“For too long we have been a passively tolerant society, saying to our citizens so long as you obey the law we will leave you alone,” David Cameron announced after his reelection. It is possibly one of the scariest statements a Western leader has made in the past century.

What’s more is that media reaction to this utterance has been minimal. Yet responses from Russell Brand on his YouTube series “The Trews” (which you can watch above) and a scathingly dry op-ed by Frankie Boyle for The Guardian are, thankfully, evidence that not everyone will stay asleep while the recently reelected prime minister promises tyranny.

From The Guardian:

“They abolished the Human Rights Act” sounds like the first sentence of an Aldous Huxley novel. The Conservatives actually campaigned on a manifesto pledge to get rid of human rights and people voted for it. As electoral choices go, it’s not far off choosing to be ruled by a dry, whispering voice taunting you from an antique mirror.

Here, in what may well be the final years of our civilisation, I would like to ask a question that has been worrying me for some time. What if David Cameron is a genius? A shrewd and malevolent psychopath who thinks two moves deeper into the game than any of his opponents? What if there sits in Downing Street today a modern-day Moriarty, living in a world where his schemes are only kept in check by the deductive brilliance of Harriet Harman? As Holmes would say, look at the evidence. Cameron has managed to set England against Scotland, Scotland against Labour. He has given his enemies the referendums they asked for, and won. He has left Nick Clegg looking like one of those terrified mouse faces that you find in an owl pellet. He has successfully pursued an agenda more radical than Thatcher’s with less popular support than John Major.

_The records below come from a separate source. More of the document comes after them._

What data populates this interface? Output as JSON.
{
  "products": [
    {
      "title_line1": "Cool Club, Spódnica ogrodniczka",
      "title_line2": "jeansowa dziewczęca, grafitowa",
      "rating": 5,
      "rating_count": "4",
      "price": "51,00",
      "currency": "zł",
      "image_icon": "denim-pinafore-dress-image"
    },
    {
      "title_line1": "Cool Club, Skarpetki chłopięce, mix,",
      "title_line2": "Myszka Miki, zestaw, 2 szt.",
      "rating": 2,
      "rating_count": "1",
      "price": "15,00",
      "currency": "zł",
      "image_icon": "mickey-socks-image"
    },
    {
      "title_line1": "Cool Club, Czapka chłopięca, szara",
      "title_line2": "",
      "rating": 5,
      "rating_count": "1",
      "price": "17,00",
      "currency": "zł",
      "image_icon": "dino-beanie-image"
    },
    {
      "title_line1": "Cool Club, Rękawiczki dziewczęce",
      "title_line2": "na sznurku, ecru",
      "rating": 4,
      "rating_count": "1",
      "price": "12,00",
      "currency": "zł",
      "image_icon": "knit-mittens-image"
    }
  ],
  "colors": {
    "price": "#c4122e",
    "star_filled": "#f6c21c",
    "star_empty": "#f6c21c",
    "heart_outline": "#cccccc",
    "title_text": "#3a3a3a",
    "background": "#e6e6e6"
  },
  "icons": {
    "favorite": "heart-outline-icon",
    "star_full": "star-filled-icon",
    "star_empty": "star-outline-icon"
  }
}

Most impressively, Cameron has managed all this without anybody being terribly worried by him. Immediately after his re-election he announced: “For too long we have been a passively tolerant society, saying to our citizens so long as you obey the law we will leave you alone.” A statement so far to the right that it conceded the political centre ground to Judge Dredd…It’s time we accepted the true depth and horror of Cameron’s genius. In the run up to announcing a legislative programme entirely composed of the sort of things the Sheriff of Nottingham would yell at villagers as threats, he had everybody talking about foxes. He’s introducing the bulk interception of our emails and the only feeling it seems to have provoked from the public is mild arousal. He got quarter of a million people to sign a petition for a Human Rights Act referendum that they would definitely lose (British people think the European court of human rights is all about making sure that Ian Brady can get Netflix or marmalade or something). Indeed, Cameron had us all talking about human rights legislation while quietly pursuing a TTIP trade deal that will make human rights meaningless compared with those of corporations…We have an idea of Cameron as an empty suit – he’s remarkably forgettable for someone who has a face like a gammon travel iron. What if this is simply a character he chooses to play? We can see the mileage Boris Johnson has got out of playing the fairly simple character of a sort of pissed-up dandelion. What if Cameron’s persona is actually more crafted and insidious? He has a brisk, stiff air of wishing he was somewhere else. We imagine he would much rather be a few years in the future, heading up some foundation that’s advising Qatar on how to bid for the Winter Olympics. Perhaps that’s quite an effective manner to adopt when robbing a country. Announcing in a clipped voice that you’ll be out of our hair just as soon as you’ve privatised the NHS, terribly sorry for any inconvenience. Cameron having a down-to-business persona is not terribly unlike one of those gangs who do heists in high-vis jackets.